I love that she only texts me during my lunch. It’s so considerate.
I would love to. Thank you.
The season opener against the Boston Pucks happens to be the date I was going to marry Alison. I have mixed feelings about that day. I’m disappointed in myself for not caring more about our breakup. I’m not heartless, I’m just sure that I did the right thing. Jumping into something right away with Stone wasn’t smart, but it feels good.
I still don’t know a thing about hockey though. What if I’m bored?
She’s quick to respond. You won’t be bored, I promise.
That makes me smile. I know that i
t will be exciting and I’ll catch on, but I’m also going to be a nervous wreck. Hopefully, she and her coach know her limits. I know Stone has a lot to prove out on the ice, but I’m confident she will be smart about it.
If I am, you have to make it up to me. Saturday nights are too valuable to just throw away on watching women chasing after a ball or whatever it’s called. There are so many good books to read. I’m falling behind in my book club.
I laugh because she knows I know it’s a puck. I smile and wait for her response.
“Look at you all happy and shit.” Gloria walks into my office and stares at me. “What’s going on?”
I scramble around in my brain and try to come up with something, anything. “One of my friends just was razzing me about something.” All truths. Stone is a friend and she was just giving me a hard time. “What’s going on?” Deflect, deflect.
“Just checking in with you. You seem well and that makes me happy.” She sits in one of my chairs. I offer her coffee because that’s our thing, but she declines.
A thought pops in my head that chills me. What if she knows about me and Stone? Not that I think we’ve done anything wrong, but I know I should tell Gloria. She needs to hear it from me. I owe that to her. Just not today. What if Stone told her parents and her parents told Gloria? I test the waters carefully. “I’m good. I’m tired today, but happy it’s almost the weekend. What are your plans?”

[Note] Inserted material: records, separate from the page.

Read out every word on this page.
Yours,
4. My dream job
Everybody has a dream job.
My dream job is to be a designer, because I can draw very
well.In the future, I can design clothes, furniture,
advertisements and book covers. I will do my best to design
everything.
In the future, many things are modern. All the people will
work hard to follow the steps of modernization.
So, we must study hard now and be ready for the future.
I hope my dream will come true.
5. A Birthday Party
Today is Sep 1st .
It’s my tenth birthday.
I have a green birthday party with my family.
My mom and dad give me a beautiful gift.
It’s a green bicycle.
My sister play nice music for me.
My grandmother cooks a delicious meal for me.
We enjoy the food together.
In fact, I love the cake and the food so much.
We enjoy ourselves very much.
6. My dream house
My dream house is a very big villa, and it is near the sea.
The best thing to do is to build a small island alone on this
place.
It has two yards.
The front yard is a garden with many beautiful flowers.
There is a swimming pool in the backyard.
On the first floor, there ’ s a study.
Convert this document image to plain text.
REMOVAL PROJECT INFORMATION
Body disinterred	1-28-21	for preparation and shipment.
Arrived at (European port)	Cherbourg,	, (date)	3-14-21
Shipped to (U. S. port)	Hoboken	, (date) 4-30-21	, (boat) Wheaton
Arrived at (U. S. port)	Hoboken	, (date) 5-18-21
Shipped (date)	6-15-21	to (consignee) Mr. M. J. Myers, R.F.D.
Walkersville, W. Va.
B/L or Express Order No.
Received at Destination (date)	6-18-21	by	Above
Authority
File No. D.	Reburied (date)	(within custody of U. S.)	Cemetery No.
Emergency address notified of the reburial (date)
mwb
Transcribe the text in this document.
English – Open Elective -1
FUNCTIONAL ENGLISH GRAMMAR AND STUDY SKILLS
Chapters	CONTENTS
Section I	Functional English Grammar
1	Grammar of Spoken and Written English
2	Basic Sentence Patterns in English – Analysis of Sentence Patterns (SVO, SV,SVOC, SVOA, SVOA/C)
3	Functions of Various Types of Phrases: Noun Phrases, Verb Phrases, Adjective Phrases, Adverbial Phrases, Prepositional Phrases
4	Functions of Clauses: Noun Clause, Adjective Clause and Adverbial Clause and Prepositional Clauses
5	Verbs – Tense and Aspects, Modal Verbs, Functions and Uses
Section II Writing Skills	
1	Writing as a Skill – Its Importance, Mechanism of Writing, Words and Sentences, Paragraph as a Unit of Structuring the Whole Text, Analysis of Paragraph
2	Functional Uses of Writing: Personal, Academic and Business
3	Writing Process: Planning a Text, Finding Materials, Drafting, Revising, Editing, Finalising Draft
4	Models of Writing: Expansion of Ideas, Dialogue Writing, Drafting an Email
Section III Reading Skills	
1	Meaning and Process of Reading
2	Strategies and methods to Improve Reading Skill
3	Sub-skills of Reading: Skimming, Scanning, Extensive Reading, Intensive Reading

“Political Pete has a dinner tonight that I’ll attend.” I love that even though she makes fun of her husband’s political career, she really is proud of him. “I’m envious of you. I just want to go home, take a long bath, read a book, and go to bed early. Oh, how’s the house? Have you made peace with it?” she asks.
“It’s good. Thanks again for recommending it to me. I needed something quick and it’s perfect. By spring, I’ll have a better idea of where I want to live. The suburbs are hard if you’re single.”